Goodbye Radiohead, Goodbye Adele: The Sad Fight That Has Google Threatening to Pull Indie Artists From YouTube

Et tu, YouTube?

Photo by Eric Piermont/AFP/Getty Images

At this point, we’re all used to watching Amazon go to the mat with publishers over book prices. Is it Thursday? Oh, then Amazon must be yanking somebody’s titles from its site to wring a wholesale discount out of the publisher. Such are the vicissitudes of e-commerce.

Anyway, it now seems like another big tech company has been taking courses at the Jeff Bezos school of contract negotiations. At the moment, Google-owned YouTube is threatening to pull down music videos by artists on independent (i.e., non–Big Three) record labels that have refused to sign on to its upcoming subscription streaming service. Major acts such as Adele, Radiohead, Jack White, and Vampire Weekend could all disappear from the site “in a matter of days,” according to YouTube exec Robert Kyncl.

The indies say they are holding out because YouTube has offered them far worse licensing deals than it’s offered the major labels (though they’re light on details).
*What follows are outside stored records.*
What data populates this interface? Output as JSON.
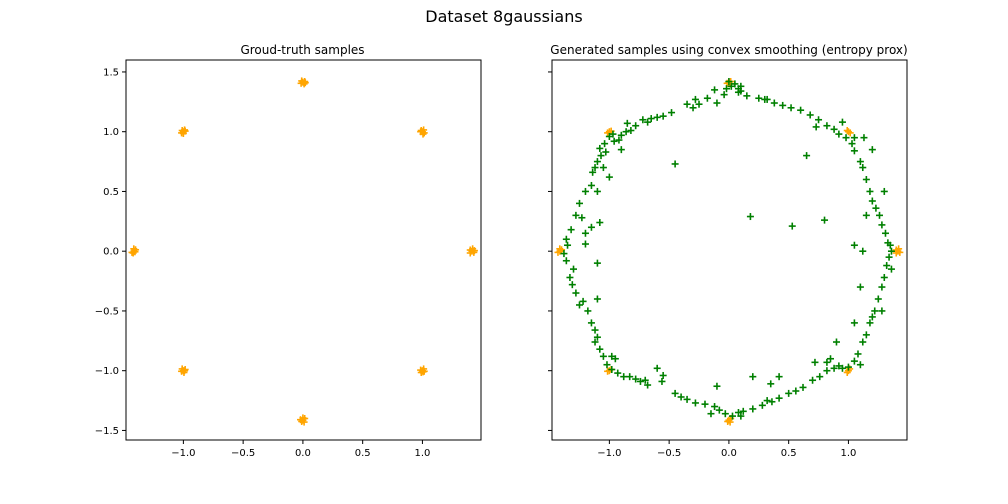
{
  "figure": {
    "title": "Dataset 8gaussians"
  },
  "chart_data": [
    {
      "type": "scatter",
      "title": "Groud-truth samples",
      "xlim": [
        -1.48,
        1.49
      ],
      "ylim": [
        -1.58,
        1.6
      ],
      "xticks": [
        -1.0,
        -0.5,
        0.0,
        0.5,
        1.0
      ],
      "xticklabels": [
        "−1.0",
        "−0.5",
        "0.0",
        "0.5",
        "1.0"
      ],
      "yticks": [
        -1.5,
        -1.0,
        -0.5,
        0.0,
        0.5,
        1.0,
        1.5
      ],
      "yticklabels": [
        "−1.5",
        "−1.0",
        "−0.5",
        "0.0",
        "0.5",
        "1.0",
        "1.5"
      ],
      "grid": false,
      "series": [
        {
          "color": "#FFA500",
          "marker": "+",
          "points": [
            [
              1.414,
              0.0
            ],
            [
              1.4,
              0.01
            ],
            [
              1.43,
              -0.01
            ],
            [
              1.42,
              0.02
            ],
            [
              1.4,
              -0.015
            ],
            [
              1.435,
              0.005
            ],
            [
              -1.414,
              0.0
            ],
            [
              -1.4,
              0.012
            ],
            [
              -1.43,
              -0.01
            ],
            [
              -1.415,
              0.02
            ],
            [
              -1.42,
              -0.015
            ],
            [
              -1.405,
              -0.005
            ],
            [
              0.0,
              1.414
            ],
            [
              0.015,
              1.42
            ],
            [
              -0.015,
              1.405
            ],
            [
              0.01,
              1.4
            ],
            [
              -0.01,
              1.425
            ],
            [
              0.02,
              1.41
            ],
            [
              0.0,
              -1.414
            ],
            [
              0.015,
              -1.4
            ],
            [
              -0.01,
              -1.425
            ],
            [
              0.01,
              -1.43
            ],
            [
              -0.02,
              -1.41
            ],
            [
              0.0,
              -1.395
            ],
            [
              1.0,
              1.0
            ],
            [
              1.015,
              0.99
            ],
            [
              0.99,
              1.01
            ],
            [
              1.005,
              0.98
            ],
            [
              0.985,
              1.0
            ],
            [
              1.01,
              1.015
            ],
            [
              -1.0,
              1.0
            ],
            [
              -0.985,
              1.005
            ],
            [
              -1.015,
              0.99
            ],
            [
              -0.99,
              1.015
            ],
            [
              -1.0,
              0.985
            ],
            [
              -1.01,
              1.01
            ],
            [
              1.0,
              -1.0
            ],
            [
              1.01,
              -0.985
            ],
            [
              0.99,
              -1.015
            ],
            [
              1.005,
              -1.01
            ],
            [
              0.985,
              -0.995
            ],
            [
              1.015,
              -1.005
            ],
            [
              -1.0,
              -1.0
            ],
            [
              -0.985,
              -0.99
            ],
            [
              -1.015,
              -1.005
            ],
            [
              -0.995,
              -1.015
            ],
            [
              -1.01,
              -0.985
            ],
            [
              -0.99,
              -1.0
            ]
          ]
        }
      ]
    },
    {
      "type": "scatter",
      "title": "Generated samples using convex smoothing (entropy prox)",
      "xlim": [
        -1.48,
        1.49
      ],
      "ylim": [
        -1.58,
        1.6
      ],
      "xticks": [
        -1.0,
        -0.5,
        0.0,
        0.5,
        1.0
      ],
      "xticklabels": [
        "−1.0",
        "−0.5",
        "0.0",
        "0.5",
        "1.0"
      ],
      "yticks": [
        -1.5,
        -1.0,
        -0.5,
        0.0,
        0.5,
        1.0,
        1.5
      ],
      "yticklabels": [],
      "grid": false,
      "series": [
        {
          "color": "#FFA500",
          "marker": "+",
          "points": [
            [
              1.414,
              0.0
            ],
            [
              1.4,
              0.01
            ],
            [
              1.43,
              -0.01
            ],
            [
              1.42,
              0.02
            ],
            [
              1.4,
              -0.015
            ],
            [
              -1.414,
              0.0
            ],
            [
              -1.4,
              0.012
            ],
            [
              -1.43,
              -0.01
            ],
            [
              -1.415,
              0.02
            ],
            [
              0.0,
              1.414
            ],
            [
              0.015,
              1.42
            ],
            [
              -0.015,
              1.405
            ],
            [
              0.01,
              1.4
            ],
            [
              0.0,
              -1.414
            ],
            [
              0.015,
              -1.4
            ],
            [
              -0.01,
              -1.425
            ],
            [
              0.01,
              -1.43
            ],
            [
              1.0,
              1.0
            ],
            [
              1.015,
              0.99
            ],
            [
              0.99,
              1.01
            ],
            [
              -1.0,
              1.0
            ],
            [
              -0.985,
              1.005
            ],
            [
              -1.015,
              0.99
            ],
            [
              1.0,
              -1.0
            ],
            [
              1.01,
              -0.985
            ],
            [
              0.99,
              -1.015
            ],
            [
              -1.0,
              -1.0
            ],
            [
              -0.985,
              -0.99
            ],
            [
              -1.015,
              -1.005
            ]
          ]
        },
        {
          "color": "#008000",
          "marker": "+",
          "points": [
            [
              0.0,
              1.42
            ],
            [
              0.02,
              1.38
            ],
            [
              -0.02,
              1.36
            ],
            [
              0.08,
              1.36
            ],
            [
              0.1,
              1.34
            ],
            [
              0.05,
              1.4
            ],
            [
              -0.25,
              1.23
            ],
            [
              -0.35,
              1.23
            ],
            [
              -0.28,
              1.27
            ],
            [
              -0.18,
              1.28
            ],
            [
              -0.1,
              1.24
            ],
            [
              -0.04,
              1.31
            ],
            [
              -0.48,
              1.16
            ],
            [
              -0.55,
              1.13
            ],
            [
              -0.6,
              1.12
            ],
            [
              -0.65,
              1.11
            ],
            [
              -0.68,
              1.08
            ],
            [
              -0.72,
              1.1
            ],
            [
              -0.78,
              1.05
            ],
            [
              -0.82,
              1.01
            ],
            [
              -0.86,
              1.0
            ],
            [
              -0.9,
              0.97
            ],
            [
              -0.92,
              0.93
            ],
            [
              -0.96,
              0.92
            ],
            [
              -0.97,
              0.98
            ],
            [
              -1.0,
              0.96
            ],
            [
              -1.04,
              0.9
            ],
            [
              -1.07,
              0.8
            ],
            [
              -1.1,
              0.75
            ],
            [
              -1.12,
              0.7
            ],
            [
              -1.14,
              0.66
            ],
            [
              -1.08,
              0.86
            ],
            [
              -1.03,
              0.83
            ],
            [
              -1.15,
              0.55
            ],
            [
              -1.2,
              0.5
            ],
            [
              -1.25,
              0.4
            ],
            [
              -1.28,
              0.3
            ],
            [
              -1.32,
              0.18
            ],
            [
              -1.35,
              0.05
            ],
            [
              -1.38,
              -0.02
            ],
            [
              -1.36,
              -0.08
            ],
            [
              -1.33,
              -0.22
            ],
            [
              -1.31,
              -0.28
            ],
            [
              -1.28,
              -0.35
            ],
            [
              -1.22,
              -0.42
            ],
            [
              -1.18,
              -0.5
            ],
            [
              -1.15,
              -0.6
            ],
            [
              -1.12,
              -0.66
            ],
            [
              -1.1,
              -0.72
            ],
            [
              -1.08,
              -0.82
            ],
            [
              -1.05,
              -0.88
            ],
            [
              -1.02,
              -0.95
            ],
            [
              -0.98,
              -0.99
            ],
            [
              -0.93,
              -1.02
            ],
            [
              -0.88,
              -1.05
            ],
            [
              -0.83,
              -1.05
            ],
            [
              -0.78,
              -1.07
            ],
            [
              -0.74,
              -1.09
            ],
            [
              -0.68,
              -1.12
            ],
            [
              -0.56,
              -1.09
            ],
            [
              -0.45,
              -1.19
            ],
            [
              -0.4,
              -1.22
            ],
            [
              -0.35,
              -1.24
            ],
            [
              -0.28,
              -1.27
            ],
            [
              -0.2,
              -1.28
            ],
            [
              -0.12,
              -1.3
            ],
            [
              -0.08,
              -1.33
            ],
            [
              -0.03,
              -1.36
            ],
            [
              0.03,
              -1.38
            ],
            [
              0.08,
              -1.35
            ],
            [
              0.12,
              -1.34
            ],
            [
              0.2,
              -1.32
            ],
            [
              0.28,
              -1.29
            ],
            [
              0.32,
              -1.25
            ],
            [
              0.36,
              -1.26
            ],
            [
              0.42,
              -1.23
            ],
            [
              0.5,
              -1.19
            ],
            [
              0.56,
              -1.17
            ],
            [
              0.62,
              -1.14
            ],
            [
              0.7,
              -1.08
            ],
            [
              0.76,
              -1.05
            ],
            [
              0.82,
              -1.0
            ],
            [
              0.88,
              -0.98
            ],
            [
              0.92,
              -0.96
            ],
            [
              0.95,
              -0.98
            ],
            [
              1.0,
              -0.97
            ],
            [
              1.05,
              -0.92
            ],
            [
              1.08,
              -0.86
            ],
            [
              1.12,
              -0.76
            ],
            [
              1.15,
              -0.7
            ],
            [
              1.18,
              -0.6
            ],
            [
              1.2,
              -0.55
            ],
            [
              1.22,
              -0.5
            ],
            [
              1.25,
              -0.4
            ],
            [
              1.28,
              -0.3
            ],
            [
              1.3,
              -0.22
            ],
            [
              1.32,
              -0.12
            ],
            [
              1.34,
              -0.05
            ],
            [
              1.36,
              0.0
            ],
            [
              1.33,
              0.07
            ],
            [
              1.31,
              0.15
            ],
            [
              1.28,
              0.22
            ],
            [
              1.26,
              0.3
            ],
            [
              1.23,
              0.36
            ],
            [
              1.2,
              0.42
            ],
            [
              1.18,
              0.5
            ],
            [
              1.15,
              0.6
            ],
            [
              1.12,
              0.7
            ],
            [
              1.1,
              0.75
            ],
            [
              1.05,
              0.84
            ],
            [
              1.03,
              0.9
            ],
            [
              0.98,
              0.95
            ],
            [
              0.92,
              0.98
            ],
            [
              0.88,
              1.02
            ],
            [
              0.82,
              1.05
            ],
            [
              0.75,
              1.1
            ],
            [
              0.68,
              1.14
            ],
            [
              0.6,
              1.18
            ],
            [
              0.52,
              1.2
            ],
            [
              0.45,
              1.22
            ],
            [
              0.38,
              1.24
            ],
            [
              0.32,
              1.27
            ],
            [
              0.25,
              1.28
            ],
            [
              0.15,
              1.3
            ],
            [
              0.08,
              1.33
            ],
            [
              -0.12,
              1.35
            ],
            [
              -0.45,
              0.73
            ],
            [
              0.18,
              0.29
            ],
            [
              0.53,
              0.21
            ],
            [
              0.65,
              0.8
            ],
            [
              0.8,
              0.26
            ],
            [
              1.05,
              0.05
            ],
            [
              0.95,
              1.08
            ],
            [
              0.73,
              1.04
            ],
            [
              -0.85,
              1.07
            ],
            [
              -0.9,
              0.85
            ],
            [
              -1.05,
              0.7
            ],
            [
              -1.0,
              0.62
            ],
            [
              -1.1,
              0.5
            ],
            [
              -1.23,
              0.28
            ],
            [
              -1.15,
              0.2
            ],
            [
              -1.2,
              0.06
            ],
            [
              -1.1,
              -0.1
            ],
            [
              -1.25,
              -0.45
            ],
            [
              -1.1,
              -0.4
            ],
            [
              -0.95,
              -0.9
            ],
            [
              -0.6,
              -0.98
            ],
            [
              -0.1,
              -1.13
            ],
            [
              0.2,
              -1.05
            ],
            [
              0.42,
              -1.05
            ],
            [
              0.85,
              -0.9
            ],
            [
              1.1,
              -0.95
            ],
            [
              0.9,
              -0.76
            ],
            [
              1.05,
              -0.6
            ],
            [
              1.1,
              -0.3
            ],
            [
              1.12,
              0.0
            ],
            [
              1.15,
              0.3
            ],
            [
              1.3,
              0.5
            ],
            [
              1.2,
              0.85
            ],
            [
              1.13,
              0.95
            ],
            [
              1.05,
              0.95
            ],
            [
              0.82,
              -0.93
            ],
            [
              0.72,
              -0.93
            ],
            [
              0.35,
              -1.11
            ],
            [
              0.1,
              -1.38
            ],
            [
              -0.15,
              -1.36
            ],
            [
              -0.55,
              -1.04
            ],
            [
              -0.7,
              -1.08
            ],
            [
              -0.98,
              -0.88
            ],
            [
              -1.12,
              -0.76
            ],
            [
              -1.3,
              -0.15
            ],
            [
              -1.36,
              0.1
            ],
            [
              -1.2,
              0.15
            ],
            [
              -1.08,
              0.24
            ],
            [
              1.28,
              -0.5
            ],
            [
              1.36,
              -0.15
            ],
            [
              1.35,
              0.05
            ],
            [
              -0.3,
              1.2
            ],
            [
              0.3,
              1.27
            ],
            [
              0.1,
              1.38
            ]
          ]
        }
      ]
    }
  ]
}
This, they claim, is a departure from the standards set by companies like Spotify and Rdio, which treat them on the same terms as Universal, Sony, and Warner. According to Billboard, meanwhile, YouTube executives “argue that they cannot offer music on the free service without it also being available on the paid service as this would disappoint its subscribers. The solution? To take down songs that can’t be available on both services.” (If this sounds to you like a tenuous excuse for simply driving a hard bargain, join the club.)
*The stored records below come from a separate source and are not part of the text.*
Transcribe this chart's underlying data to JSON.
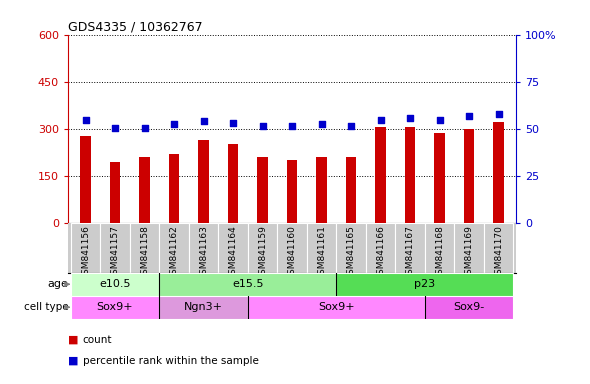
{
  "title": "GDS4335 / 10362767",
  "samples": [
    "GSM841156",
    "GSM841157",
    "GSM841158",
    "GSM841162",
    "GSM841163",
    "GSM841164",
    "GSM841159",
    "GSM841160",
    "GSM841161",
    "GSM841165",
    "GSM841166",
    "GSM841167",
    "GSM841168",
    "GSM841169",
    "GSM841170"
  ],
  "counts": [
    275,
    192,
    210,
    220,
    265,
    252,
    210,
    200,
    210,
    210,
    305,
    305,
    285,
    298,
    320
  ],
  "percentile_ranks": [
    54.5,
    50.5,
    50.5,
    52.5,
    54.0,
    53.0,
    51.5,
    51.5,
    52.5,
    51.5,
    54.5,
    55.5,
    54.5,
    56.5,
    58.0
  ],
  "bar_color": "#cc0000",
  "dot_color": "#0000cc",
  "ylim_left": [
    0,
    600
  ],
  "ylim_right": [
    0,
    100
  ],
  "yticks_left": [
    0,
    150,
    300,
    450,
    600
  ],
  "yticks_right": [
    0,
    25,
    50,
    75,
    100
  ],
  "age_groups": [
    {
      "label": "e10.5",
      "start": 0,
      "end": 3,
      "color": "#ccffcc"
    },
    {
      "label": "e15.5",
      "start": 3,
      "end": 9,
      "color": "#99ee99"
    },
    {
      "label": "p23",
      "start": 9,
      "end": 15,
      "color": "#55dd55"
    }
  ],
  "cell_type_groups": [
    {
      "label": "Sox9+",
      "start": 0,
      "end": 3,
      "color": "#ff88ff"
    },
    {
      "label": "Ngn3+",
      "start": 3,
      "end": 6,
      "color": "#dd99dd"
    },
    {
      "label": "Sox9+",
      "start": 6,
      "end": 12,
      "color": "#ff88ff"
    },
    {
      "label": "Sox9-",
      "start": 12,
      "end": 15,
      "color": "#ee66ee"
    }
  ],
  "bar_width": 0.35,
  "tick_label_bg": "#cccccc",
  "tick_label_color_left": "#cc0000",
  "tick_label_color_right": "#0000cc",
  "background_color": "#ffffff",
  "grid_color": "#000000"
}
Absent an unlikely intervention by antitrust regulators, this protest appears to be a lose-lose situation for the labels. If they give in, they’ll set a horrible precedent for future negotiations with streaming services over the use of their music. If they hold out and get kicked off YouTube entirely, then they’ll be banished from one of the single most popular (and sometimes quite profitable) music platforms on the globe.

At the same time, Google could also end up bruised. Streaming is quickly taking over the music industry (see: Apple’s purchase of Beats). But the company’s current subscription service, Google Play Music All Access, is an also-ran (possibly because its name is atrocious). There are rumors that the search giant might just up and buy Spotify. If not, however, leveraging Youtube is by far its best option. After all, half the world already uses it as a jukebox anyway. If the independents don’t cry uncle, Google will be entering an already crowded field with a demonstrably worse product. YouTube says it has “90 percent” of the music industry on board already. But the idea of asking the sorts of listeners who are actually willing to pay for music to shell out for a library that doesn’t include megastars like Radiohead or Adele (not to mention some beloved smaller acts) seems a bit embarrassing, frankly. (An important detail here: Some artists, like Adele, are signed to an independent label in Europe, but are distributed in the U.S. by a major, which could mean their music is available in some countries but not others.)
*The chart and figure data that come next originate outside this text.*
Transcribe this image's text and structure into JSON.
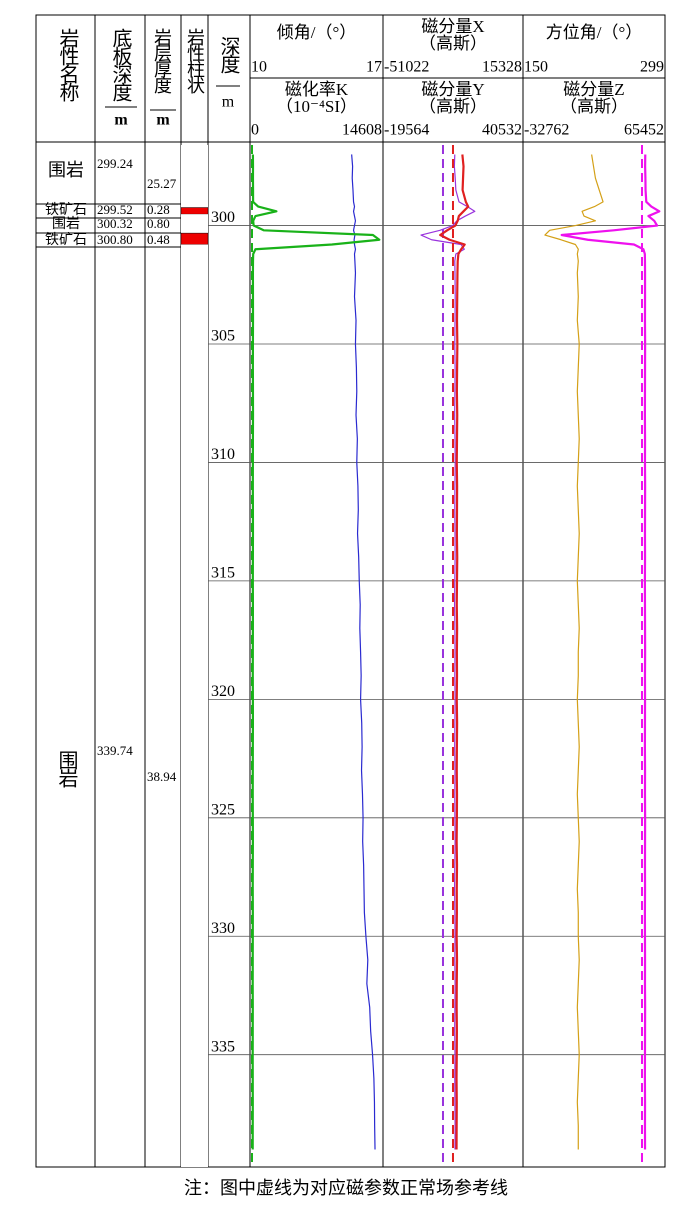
{
  "header": {
    "columns": [
      {
        "title": "岩性名称"
      },
      {
        "title": "底板深度",
        "unit": "m"
      },
      {
        "title": "岩层厚度",
        "unit": "m"
      },
      {
        "title": "岩性柱状"
      },
      {
        "title": "深度",
        "unit": "m"
      }
    ]
  },
  "layers": [
    {
      "name": "围岩",
      "bottom": "299.24",
      "thickness": "25.27",
      "color": "#ffffff"
    },
    {
      "name": "铁矿石",
      "bottom": "299.52",
      "thickness": "0.28",
      "color": "#ee0000"
    },
    {
      "name": "围岩",
      "bottom": "300.32",
      "thickness": "0.80",
      "color": "#ffffff"
    },
    {
      "name": "铁矿石",
      "bottom": "300.80",
      "thickness": "0.48",
      "color": "#ee0000"
    },
    {
      "name": "围岩",
      "bottom": "339.74",
      "thickness": "38.94",
      "color": "#ffffff"
    }
  ],
  "chart_data": {
    "type": "well-log",
    "ylim": [
      296.6,
      339.74
    ],
    "yticks": [
      300,
      305,
      310,
      315,
      320,
      325,
      330,
      335
    ],
    "grid": true,
    "depth": [
      297,
      297.5,
      298,
      298.5,
      299,
      299.2,
      299.4,
      299.6,
      299.8,
      300,
      300.2,
      300.4,
      300.6,
      300.8,
      301,
      301.2,
      301.5,
      302,
      303,
      304,
      305,
      306,
      307,
      308,
      309,
      310,
      311,
      312,
      313,
      314,
      315,
      316,
      317,
      318,
      319,
      320,
      321,
      322,
      323,
      324,
      325,
      326,
      327,
      328,
      329,
      330,
      331,
      332,
      333,
      334,
      335,
      336,
      337,
      338,
      339
    ],
    "tracks": [
      {
        "curves": [
          {
            "name": "倾角/（°）",
            "color": "#2a2ad0",
            "xlim": [
              10,
              17
            ],
            "values": [
              15.35,
              15.4,
              15.38,
              15.42,
              15.45,
              15.5,
              15.45,
              15.5,
              15.55,
              15.5,
              15.45,
              15.52,
              15.48,
              15.5,
              15.55,
              15.5,
              15.52,
              15.55,
              15.5,
              15.58,
              15.55,
              15.6,
              15.62,
              15.58,
              15.65,
              15.62,
              15.68,
              15.7,
              15.66,
              15.72,
              15.75,
              15.8,
              15.78,
              15.82,
              15.85,
              15.82,
              15.88,
              15.9,
              15.87,
              15.92,
              15.95,
              15.93,
              15.98,
              16.0,
              16.02,
              16.1,
              16.2,
              16.15,
              16.3,
              16.35,
              16.45,
              16.52,
              16.55,
              16.56,
              16.58
            ]
          },
          {
            "name": "磁化率K",
            "unit": "（10⁻⁴SI）",
            "color": "#19b219",
            "xlim": [
              0,
              14608
            ],
            "reference": 220,
            "values": [
              320,
              330,
              325,
              335,
              340,
              900,
              2900,
              600,
              350,
              400,
              1500,
              13500,
              14200,
              9000,
              600,
              350,
              330,
              320,
              325,
              330,
              320,
              315,
              325,
              330,
              320,
              315,
              310,
              320,
              325,
              315,
              310,
              320,
              315,
              310,
              305,
              315,
              320,
              310,
              305,
              300,
              310,
              315,
              305,
              300,
              310,
              305,
              300,
              295,
              305,
              300,
              295,
              300,
              305,
              300,
              295
            ]
          }
        ]
      },
      {
        "curves": [
          {
            "name": "磁分量X",
            "unit": "（高斯）",
            "color": "#9933dd",
            "xlim": [
              -51022,
              15328
            ],
            "reference": -22590,
            "values": [
              -17000,
              -17200,
              -16800,
              -16500,
              -15000,
              -11000,
              -7500,
              -12000,
              -16000,
              -18000,
              -24000,
              -33000,
              -28000,
              -14000,
              -12500,
              -16500,
              -17000,
              -16900,
              -16800,
              -16900,
              -17000,
              -16850,
              -16950,
              -17050,
              -16900,
              -16800,
              -16950,
              -17000,
              -16900,
              -16850,
              -17000,
              -17100,
              -16950,
              -16900,
              -17000,
              -16850,
              -16950,
              -17050,
              -16900,
              -17000,
              -16950,
              -16850,
              -17000,
              -17100,
              -16950,
              -16900,
              -17000,
              -16850,
              -16950,
              -17050,
              -16900,
              -17000,
              -16950,
              -16850,
              -16900
            ]
          },
          {
            "name": "磁分量Y",
            "unit": "（高斯）",
            "color": "#e02020",
            "xlim": [
              -19564,
              40532
            ],
            "reference": 10480,
            "values": [
              14500,
              15000,
              14800,
              14600,
              16000,
              17000,
              15000,
              13000,
              12500,
              11500,
              8000,
              5000,
              9000,
              15500,
              14000,
              12800,
              12500,
              12400,
              12300,
              12200,
              12350,
              12250,
              12150,
              12300,
              12200,
              12100,
              12250,
              12200,
              12150,
              12300,
              12200,
              12100,
              12250,
              12150,
              12200,
              12100,
              12250,
              12150,
              12100,
              12200,
              12150,
              12050,
              12200,
              12100,
              12150,
              12050,
              12200,
              12100,
              12050,
              12150,
              12100,
              12000,
              12100,
              12050,
              12000
            ]
          }
        ]
      },
      {
        "curves": [
          {
            "name": "方位角/（°）",
            "color": "#d4a017",
            "xlim": [
              150,
              299
            ],
            "values": [
              222,
              224,
              226,
              230,
              234,
              225,
              212,
              214,
              226,
              205,
              178,
              173,
              190,
              205,
              208,
              207,
              208,
              207,
              208,
              207,
              209,
              208,
              207,
              208,
              209,
              208,
              207,
              208,
              209,
              208,
              207,
              208,
              209,
              208,
              208,
              207,
              208,
              209,
              208,
              207,
              208,
              209,
              208,
              207,
              208,
              208,
              209,
              208,
              207,
              208,
              209,
              208,
              207,
              208,
              208
            ]
          },
          {
            "name": "磁分量Z",
            "unit": "（高斯）",
            "color": "#ee11ee",
            "xlim": [
              -32762,
              65452
            ],
            "reference": 49540,
            "values": [
              51800,
              51700,
              51900,
              52000,
              52500,
              56000,
              61500,
              54000,
              58000,
              60000,
              30000,
              -6000,
              12000,
              44000,
              50500,
              51500,
              51600,
              51650,
              51650,
              51600,
              51700,
              51650,
              51600,
              51550,
              51650,
              51600,
              51700,
              51650,
              51600,
              51650,
              51550,
              51600,
              51650,
              51700,
              51600,
              51650,
              51600,
              51550,
              51650,
              51600,
              51700,
              51650,
              51600,
              51650,
              51550,
              51600,
              51650,
              51600,
              51700,
              51650,
              51600,
              51550,
              51650,
              51600,
              51650
            ]
          }
        ]
      }
    ]
  },
  "note": "注：图中虚线为对应磁参数正常场参考线"
}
Given the strong incentives on all sides here, the parties might just reach a compromise. Or, it could mean everyone leaves a bit poorer.

Which brings us to the question of how these negotiations reached this point in the first place. One straightforward theory is that Google is a gigantic tech company and that—having watched Amazon go through this process time and again without alienating customers—it feels free to play hardball (which is, by the way, completely within its rights, if not completely in keeping with its slightly outdated corporate motto).

But Rich Bengloff, president of the American Association of Independent Music (an indie trade group), has another interesting theory, which I haven’t seen reported much. Earlier this month, he wrote a letter to the Federal Trade Commission asking for an injunction preventing YouTube from removing artists’ videos. In it, however, he didn’t lay all of the blame for this impasse on Google. Instead, he blamed the government’s limp approach to antitrust.

Thanks to the merger of Universal and EMI, the world now has just three major record labels that wield outsize negotiating power. This is particularly problematic when it comes to streaming services. That’s because services like Spotify don’t actually pay companies per play. Instead, they take a certain percentage of their total revenue, and divvy it up proportionally among the copyright holders. Thanks to their sheer size, the majors are now able to demand a larger share of that pie, leaving the indies and YouTube to squabble over leftovers that aren’t enough to satisfy either party.

It’s possible that Bengloff is just straining to connect this controversy to a pet issue, and YouTube would be negotiating à la Bezos regardless. Still, it may well be the case that YouTube is about to get crappier, in part, thanks to the magic of industry consolidation.